Türkiye’nin bu nedenle yüksek basıncın etkisi altında olduğuna dikkati çeken Çiçek “Bu yüksek basıncın kaynağı ‘asor’ yani Afrika kökenli. Türkiye, Afrika’dan gelen ve alçalıcı bir hava hareketinin olması nedeniyle sıcak, kurak koşullar yaratan bir basınç yapısının altında. Türkiye’nin genel iklim koşullarına bakarsanız zaten yaz aylarında, iki basınç yapısından da etkileniyor. O yüzden sıcaklıklar önümüzdeki günlerde de devam edecek ve ağustos ayında da sürmesi olağan.” değerlendirmesinde bulundu.
Prof. Dr. Çiçek , “El Nino” olarak tanımlanan sıcak hava dalgasının da dünya atmosferindeki ısı yükünü artırabileceğini ve buna bağlı olarak da sıcaklıklarda artış yaşanabileceğini belirterek, şöyle konuştu:
“Dünya, temmuz ayı başında küresel sıcaklık ortalamalarında rekorlar kırdı ve bu El Nino’nun atmosferdeki ısı dengesini değiştirmesiyle alakalı. El Nino’nun Türkiye’ye etkisine bakarsanız, bunun Türkiye’deki sıcaklıkları çok fazla etkilediğini söyleyemeyiz. Yani ‘dünyada sıcaklık rekorları kırıldı, Türkiye’de de kırılacaktır’ anlamına gelmez. Bu tamamıyla hava koşullarının o andaki birkaç tane birleşimine bağlı olarak ortaya çıkacak bir durumdur. Küresel ısınmayla artık bu yıl ve bundan sonraki yıllarda bu sıcaklıklarla daha fazla karşılaşacağız. O yüzden yaşadığımız sıcaklıklar doğaldır, normaldir, ekstrem değildir. Hem bu yıl, hem de bundan sonra bu sıcaklıklarla yaşamaya alışacağız.”
‘Şehirlerde sıcak hava dalgasının etkisi çok daha kuvvetli’
Prof. Dr. Çiçek, sıcak hava dalgasının tamamıyla atmosferik koşullara bağlı olduğunu ancak şehirleşmenin de bunun etkisini arttırdığına işaret ederek, “Kırsal alanda gündüz gelen sıcaklığın toprak tarafından emilimi kuvvetlidir ve bu hızla gece geri verilir. Ama şehirlerde özellikle akşam güneş battıktan sonra, insan yapısı yüzeylerin, gündüz boyunca emdiği enerji, akşam geri salınır ve şehirleri bunaltıcı hale getirir.
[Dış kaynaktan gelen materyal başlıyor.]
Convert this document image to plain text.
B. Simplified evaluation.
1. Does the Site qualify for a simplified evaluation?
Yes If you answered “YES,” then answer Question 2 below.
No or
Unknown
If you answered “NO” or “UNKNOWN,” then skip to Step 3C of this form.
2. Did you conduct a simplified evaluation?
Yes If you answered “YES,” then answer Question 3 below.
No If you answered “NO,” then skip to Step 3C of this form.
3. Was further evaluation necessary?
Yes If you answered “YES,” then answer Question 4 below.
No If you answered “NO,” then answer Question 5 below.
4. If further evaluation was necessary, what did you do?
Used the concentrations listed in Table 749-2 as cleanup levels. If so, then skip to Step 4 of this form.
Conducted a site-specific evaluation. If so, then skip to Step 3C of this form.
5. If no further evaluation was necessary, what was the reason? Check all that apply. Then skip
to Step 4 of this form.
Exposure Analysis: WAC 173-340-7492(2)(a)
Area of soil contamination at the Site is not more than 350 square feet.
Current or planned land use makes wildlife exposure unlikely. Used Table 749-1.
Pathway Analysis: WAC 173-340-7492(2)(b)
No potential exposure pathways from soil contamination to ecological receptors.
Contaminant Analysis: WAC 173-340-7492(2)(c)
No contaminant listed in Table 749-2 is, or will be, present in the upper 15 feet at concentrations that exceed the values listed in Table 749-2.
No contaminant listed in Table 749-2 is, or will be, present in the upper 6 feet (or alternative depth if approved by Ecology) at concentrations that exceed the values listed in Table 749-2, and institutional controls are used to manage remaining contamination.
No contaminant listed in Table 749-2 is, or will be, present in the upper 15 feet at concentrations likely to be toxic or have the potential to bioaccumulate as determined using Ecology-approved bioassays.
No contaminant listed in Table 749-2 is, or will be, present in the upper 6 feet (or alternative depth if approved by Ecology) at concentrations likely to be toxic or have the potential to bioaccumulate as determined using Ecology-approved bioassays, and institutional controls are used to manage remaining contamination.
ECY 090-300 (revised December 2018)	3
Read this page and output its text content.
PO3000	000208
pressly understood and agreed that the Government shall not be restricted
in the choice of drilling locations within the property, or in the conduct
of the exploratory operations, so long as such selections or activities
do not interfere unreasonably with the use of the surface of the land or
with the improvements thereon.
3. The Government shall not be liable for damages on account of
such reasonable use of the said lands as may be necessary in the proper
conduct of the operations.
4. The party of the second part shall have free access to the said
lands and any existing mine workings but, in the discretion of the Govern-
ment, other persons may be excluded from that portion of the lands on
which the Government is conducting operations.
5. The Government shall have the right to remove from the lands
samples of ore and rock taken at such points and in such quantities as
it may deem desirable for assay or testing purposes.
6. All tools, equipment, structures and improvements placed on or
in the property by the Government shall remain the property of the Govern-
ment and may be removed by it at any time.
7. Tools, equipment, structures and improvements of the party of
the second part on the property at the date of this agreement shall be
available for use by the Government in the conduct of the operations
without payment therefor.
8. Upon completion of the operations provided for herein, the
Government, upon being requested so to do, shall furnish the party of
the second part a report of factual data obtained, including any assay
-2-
O yüzden de şehirlerde sıcak hava dalgasının etkisi çok daha kuvvetli olur.” bilgisini paylaştı.
Bu nedenle şehirlerin değişen iklim koşullarına göre planlanması gerektiğine dikkati çeken Çiçek, sözlerini şöyle sürdürdü:
“Yeşil çatılı evler yapmak, cadde boylarının ağaçlandırılması, yüzeylerin yeşil örtülerle kaplanması gibi önlemler yüzey sıcaklıklarını azaltabilir. Ayrıca çok geniş camlı ve düz binalar yerine, pencere kenarlarına güneş ışınlarının doğrudan bina içine girmesini engelleyen çıkıntılar ve güneş enerjisinin bina tarafından emilmesini, engelleyecek yüksek albedolu malzeme ve boya kullanımı tercih edilmelidir. Böylece içerideki güneş enerjisinin birikimi engellenebilir.”
Öte yandan Edirne, Kırklareli ve Tekirdağ’da son 2 günde aşırı sıcaklar nedeniyle rahatsızlanan 48 kişi acil servislere başvurdu.